I was hoping that maybe someone with more fluids experience could help me. The modified Stiel and Thodos model calculates the thermal conductivity of the gas mixture using the Stiel and Thodos model with effective parameters determined by a somewhat complicated system of weightings.

One of the factors I'm having trouble understanding is the compressibility factor. How would I calculate the compressibility factor? Currently I'm using the ideal gas law to calculate the pressure of the system, but that assumes a compressibility factor of 1. Is that a good assumption for mixtures of noble gases at temperatures from 293-1200k and pressures of 0.1-15 MPa?

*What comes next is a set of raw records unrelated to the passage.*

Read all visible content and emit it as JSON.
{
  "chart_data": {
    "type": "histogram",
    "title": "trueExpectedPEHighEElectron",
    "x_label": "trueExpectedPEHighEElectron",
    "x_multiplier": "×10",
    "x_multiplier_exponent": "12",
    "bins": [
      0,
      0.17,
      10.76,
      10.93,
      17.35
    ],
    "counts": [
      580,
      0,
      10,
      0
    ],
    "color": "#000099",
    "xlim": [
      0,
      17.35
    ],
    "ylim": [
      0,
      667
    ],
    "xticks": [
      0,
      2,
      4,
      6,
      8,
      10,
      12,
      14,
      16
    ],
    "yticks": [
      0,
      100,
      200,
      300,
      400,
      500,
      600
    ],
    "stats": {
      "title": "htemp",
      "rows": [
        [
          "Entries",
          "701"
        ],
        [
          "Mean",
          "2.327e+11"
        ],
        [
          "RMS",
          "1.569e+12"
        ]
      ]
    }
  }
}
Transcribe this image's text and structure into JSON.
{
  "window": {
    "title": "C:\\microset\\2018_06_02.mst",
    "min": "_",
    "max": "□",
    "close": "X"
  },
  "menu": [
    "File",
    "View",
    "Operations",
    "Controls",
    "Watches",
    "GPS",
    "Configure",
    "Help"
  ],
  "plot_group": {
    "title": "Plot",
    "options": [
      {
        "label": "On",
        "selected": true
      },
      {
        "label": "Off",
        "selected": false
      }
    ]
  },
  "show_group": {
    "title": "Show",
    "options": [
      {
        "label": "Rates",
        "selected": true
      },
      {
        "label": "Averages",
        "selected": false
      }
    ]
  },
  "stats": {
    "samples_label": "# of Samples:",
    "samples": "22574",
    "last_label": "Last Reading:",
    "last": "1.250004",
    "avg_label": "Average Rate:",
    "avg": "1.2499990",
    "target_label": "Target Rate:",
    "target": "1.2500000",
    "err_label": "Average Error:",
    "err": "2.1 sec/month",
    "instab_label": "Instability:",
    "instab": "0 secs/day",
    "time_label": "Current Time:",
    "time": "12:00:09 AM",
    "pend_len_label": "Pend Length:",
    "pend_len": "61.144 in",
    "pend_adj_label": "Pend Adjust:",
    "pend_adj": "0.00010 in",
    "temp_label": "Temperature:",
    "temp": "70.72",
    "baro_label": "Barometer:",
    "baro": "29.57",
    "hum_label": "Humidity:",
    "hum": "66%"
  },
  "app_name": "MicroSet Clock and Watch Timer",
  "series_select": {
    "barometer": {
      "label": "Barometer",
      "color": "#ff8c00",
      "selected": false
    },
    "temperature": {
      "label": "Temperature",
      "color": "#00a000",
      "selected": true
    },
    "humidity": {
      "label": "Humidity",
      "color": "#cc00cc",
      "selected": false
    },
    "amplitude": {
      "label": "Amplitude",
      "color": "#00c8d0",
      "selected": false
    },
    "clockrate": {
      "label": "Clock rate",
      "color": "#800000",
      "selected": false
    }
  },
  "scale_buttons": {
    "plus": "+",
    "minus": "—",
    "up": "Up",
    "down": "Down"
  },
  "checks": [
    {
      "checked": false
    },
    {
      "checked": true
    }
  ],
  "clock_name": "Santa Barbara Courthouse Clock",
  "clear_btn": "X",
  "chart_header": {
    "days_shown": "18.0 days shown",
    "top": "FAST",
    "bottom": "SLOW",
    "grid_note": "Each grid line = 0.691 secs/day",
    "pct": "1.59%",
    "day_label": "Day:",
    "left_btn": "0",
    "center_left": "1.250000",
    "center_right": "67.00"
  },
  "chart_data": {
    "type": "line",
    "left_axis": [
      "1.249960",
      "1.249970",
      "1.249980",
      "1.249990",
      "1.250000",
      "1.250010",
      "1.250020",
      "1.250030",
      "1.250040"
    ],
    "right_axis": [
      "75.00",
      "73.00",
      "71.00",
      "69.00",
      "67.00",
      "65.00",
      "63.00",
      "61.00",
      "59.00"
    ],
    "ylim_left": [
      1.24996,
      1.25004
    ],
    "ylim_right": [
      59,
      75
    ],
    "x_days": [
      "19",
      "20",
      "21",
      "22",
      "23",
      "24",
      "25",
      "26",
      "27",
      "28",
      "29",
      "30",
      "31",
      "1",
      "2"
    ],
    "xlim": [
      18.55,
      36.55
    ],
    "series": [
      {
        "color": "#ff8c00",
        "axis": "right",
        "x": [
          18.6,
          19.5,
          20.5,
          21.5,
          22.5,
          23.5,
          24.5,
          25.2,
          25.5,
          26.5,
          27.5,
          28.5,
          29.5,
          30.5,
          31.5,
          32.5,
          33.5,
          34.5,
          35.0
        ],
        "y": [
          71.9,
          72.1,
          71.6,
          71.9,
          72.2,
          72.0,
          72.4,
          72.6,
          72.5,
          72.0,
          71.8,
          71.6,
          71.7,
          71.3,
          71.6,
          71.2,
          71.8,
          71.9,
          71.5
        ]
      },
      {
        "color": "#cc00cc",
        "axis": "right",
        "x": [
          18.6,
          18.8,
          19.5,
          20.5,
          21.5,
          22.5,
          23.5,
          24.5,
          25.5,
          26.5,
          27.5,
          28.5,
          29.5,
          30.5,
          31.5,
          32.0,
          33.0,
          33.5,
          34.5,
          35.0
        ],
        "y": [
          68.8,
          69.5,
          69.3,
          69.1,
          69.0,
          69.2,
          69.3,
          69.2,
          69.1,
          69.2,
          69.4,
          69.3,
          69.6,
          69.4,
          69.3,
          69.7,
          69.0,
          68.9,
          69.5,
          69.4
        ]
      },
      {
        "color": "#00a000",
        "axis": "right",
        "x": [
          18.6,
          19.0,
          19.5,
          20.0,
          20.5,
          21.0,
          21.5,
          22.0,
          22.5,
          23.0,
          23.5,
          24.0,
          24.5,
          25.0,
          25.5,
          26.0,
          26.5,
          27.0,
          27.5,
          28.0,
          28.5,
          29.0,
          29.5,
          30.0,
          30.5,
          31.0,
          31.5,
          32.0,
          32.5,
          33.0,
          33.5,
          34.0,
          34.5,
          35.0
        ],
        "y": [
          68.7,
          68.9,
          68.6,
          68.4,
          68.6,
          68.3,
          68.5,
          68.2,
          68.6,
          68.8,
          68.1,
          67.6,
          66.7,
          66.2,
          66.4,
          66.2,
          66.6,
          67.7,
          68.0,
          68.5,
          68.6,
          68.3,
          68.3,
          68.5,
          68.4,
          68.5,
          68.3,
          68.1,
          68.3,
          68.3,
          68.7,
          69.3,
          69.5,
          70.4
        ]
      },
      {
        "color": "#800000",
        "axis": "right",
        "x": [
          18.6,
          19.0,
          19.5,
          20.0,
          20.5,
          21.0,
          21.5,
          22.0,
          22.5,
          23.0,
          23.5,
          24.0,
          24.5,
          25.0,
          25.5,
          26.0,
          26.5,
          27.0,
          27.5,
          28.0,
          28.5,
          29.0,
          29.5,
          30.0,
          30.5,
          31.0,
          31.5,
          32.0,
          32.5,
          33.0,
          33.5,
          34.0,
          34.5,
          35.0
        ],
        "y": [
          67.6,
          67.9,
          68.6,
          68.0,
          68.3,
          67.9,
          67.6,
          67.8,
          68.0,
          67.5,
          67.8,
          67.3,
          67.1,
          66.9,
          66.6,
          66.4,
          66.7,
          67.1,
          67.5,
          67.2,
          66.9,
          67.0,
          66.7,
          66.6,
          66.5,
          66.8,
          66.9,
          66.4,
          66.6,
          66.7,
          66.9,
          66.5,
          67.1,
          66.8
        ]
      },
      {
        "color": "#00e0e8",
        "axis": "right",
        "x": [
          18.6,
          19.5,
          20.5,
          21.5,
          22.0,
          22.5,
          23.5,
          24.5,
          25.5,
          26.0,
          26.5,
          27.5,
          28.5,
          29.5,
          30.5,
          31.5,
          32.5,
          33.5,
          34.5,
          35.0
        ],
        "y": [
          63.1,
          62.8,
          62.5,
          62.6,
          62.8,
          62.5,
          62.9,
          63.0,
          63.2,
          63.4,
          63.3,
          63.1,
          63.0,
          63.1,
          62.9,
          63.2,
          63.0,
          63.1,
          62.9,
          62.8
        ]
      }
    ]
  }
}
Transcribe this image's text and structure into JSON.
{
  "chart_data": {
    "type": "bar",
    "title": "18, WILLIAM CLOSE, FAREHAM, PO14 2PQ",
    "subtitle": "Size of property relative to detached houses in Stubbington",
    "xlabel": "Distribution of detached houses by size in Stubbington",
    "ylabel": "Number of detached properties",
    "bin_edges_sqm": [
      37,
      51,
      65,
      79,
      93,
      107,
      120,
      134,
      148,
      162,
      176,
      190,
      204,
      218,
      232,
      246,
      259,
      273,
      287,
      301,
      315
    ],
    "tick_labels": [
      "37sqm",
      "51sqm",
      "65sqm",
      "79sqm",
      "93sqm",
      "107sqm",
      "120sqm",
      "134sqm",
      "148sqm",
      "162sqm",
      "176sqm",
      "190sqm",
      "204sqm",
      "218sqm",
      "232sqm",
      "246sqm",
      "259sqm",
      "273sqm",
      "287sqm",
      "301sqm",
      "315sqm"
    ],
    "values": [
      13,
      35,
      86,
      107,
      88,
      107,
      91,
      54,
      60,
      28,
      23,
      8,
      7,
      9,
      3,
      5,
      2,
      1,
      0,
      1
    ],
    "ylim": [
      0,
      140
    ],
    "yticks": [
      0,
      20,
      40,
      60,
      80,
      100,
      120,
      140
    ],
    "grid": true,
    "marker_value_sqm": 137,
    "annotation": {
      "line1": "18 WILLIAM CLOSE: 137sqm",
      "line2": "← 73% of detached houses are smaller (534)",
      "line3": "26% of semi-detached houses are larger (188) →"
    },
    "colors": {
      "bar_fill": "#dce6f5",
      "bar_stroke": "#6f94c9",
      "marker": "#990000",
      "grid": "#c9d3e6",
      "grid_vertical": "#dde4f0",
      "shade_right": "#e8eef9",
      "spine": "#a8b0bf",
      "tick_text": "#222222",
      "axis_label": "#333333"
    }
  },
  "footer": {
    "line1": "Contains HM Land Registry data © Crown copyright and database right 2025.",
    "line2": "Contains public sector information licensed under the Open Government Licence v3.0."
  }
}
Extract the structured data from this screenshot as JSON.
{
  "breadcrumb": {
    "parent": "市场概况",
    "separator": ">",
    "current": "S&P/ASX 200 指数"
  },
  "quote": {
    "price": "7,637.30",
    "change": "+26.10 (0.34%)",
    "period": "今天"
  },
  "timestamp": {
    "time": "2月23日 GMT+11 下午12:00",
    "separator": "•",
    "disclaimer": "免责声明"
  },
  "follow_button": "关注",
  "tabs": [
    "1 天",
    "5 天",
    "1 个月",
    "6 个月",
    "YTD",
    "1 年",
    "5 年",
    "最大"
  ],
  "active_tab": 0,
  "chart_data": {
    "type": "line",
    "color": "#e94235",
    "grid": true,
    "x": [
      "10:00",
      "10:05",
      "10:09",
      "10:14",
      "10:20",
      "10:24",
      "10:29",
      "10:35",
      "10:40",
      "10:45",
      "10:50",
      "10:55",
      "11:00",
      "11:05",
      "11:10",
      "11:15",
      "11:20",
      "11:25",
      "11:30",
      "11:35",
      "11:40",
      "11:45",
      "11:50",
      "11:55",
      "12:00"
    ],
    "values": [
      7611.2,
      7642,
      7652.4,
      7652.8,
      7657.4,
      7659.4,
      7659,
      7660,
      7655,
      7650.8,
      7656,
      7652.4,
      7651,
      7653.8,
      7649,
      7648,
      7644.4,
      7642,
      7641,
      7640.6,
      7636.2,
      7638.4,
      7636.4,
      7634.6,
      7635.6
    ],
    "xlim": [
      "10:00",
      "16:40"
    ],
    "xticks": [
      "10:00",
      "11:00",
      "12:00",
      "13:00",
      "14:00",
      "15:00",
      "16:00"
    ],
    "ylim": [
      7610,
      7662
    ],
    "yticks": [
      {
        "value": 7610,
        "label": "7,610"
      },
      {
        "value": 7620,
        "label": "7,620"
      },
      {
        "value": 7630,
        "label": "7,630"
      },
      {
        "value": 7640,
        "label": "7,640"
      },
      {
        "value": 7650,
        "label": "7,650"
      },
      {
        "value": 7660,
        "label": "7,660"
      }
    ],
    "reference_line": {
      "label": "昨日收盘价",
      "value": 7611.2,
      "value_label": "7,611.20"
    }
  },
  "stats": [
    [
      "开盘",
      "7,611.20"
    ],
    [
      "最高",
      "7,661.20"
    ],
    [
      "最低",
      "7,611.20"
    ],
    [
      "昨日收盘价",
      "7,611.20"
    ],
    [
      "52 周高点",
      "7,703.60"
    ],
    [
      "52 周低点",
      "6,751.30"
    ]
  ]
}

From what I remember from my thermodynamics classes, noble gases are almost ideal gases except at extreme temperatures and/or pressures, but I don't remember if 15 MPa counts as extreme pressure. Should I be using a different P(n,T,V) model?

I found another source similar to the first, the numbers are very similar, but not to the power. They could be the same if for two typos...

$$k_{gas} = \frac{\sum _i y_{i}\sqrt[3]{M_{i}}k_{0,i}T^{s_{i}}}{\sum _i y_i\sqrt[3]{M_i}} \left( 1 + \left(0.51 T_R ^{-2.26} \right) P_R (12.5 T_R ^{-6.2}) \right)$$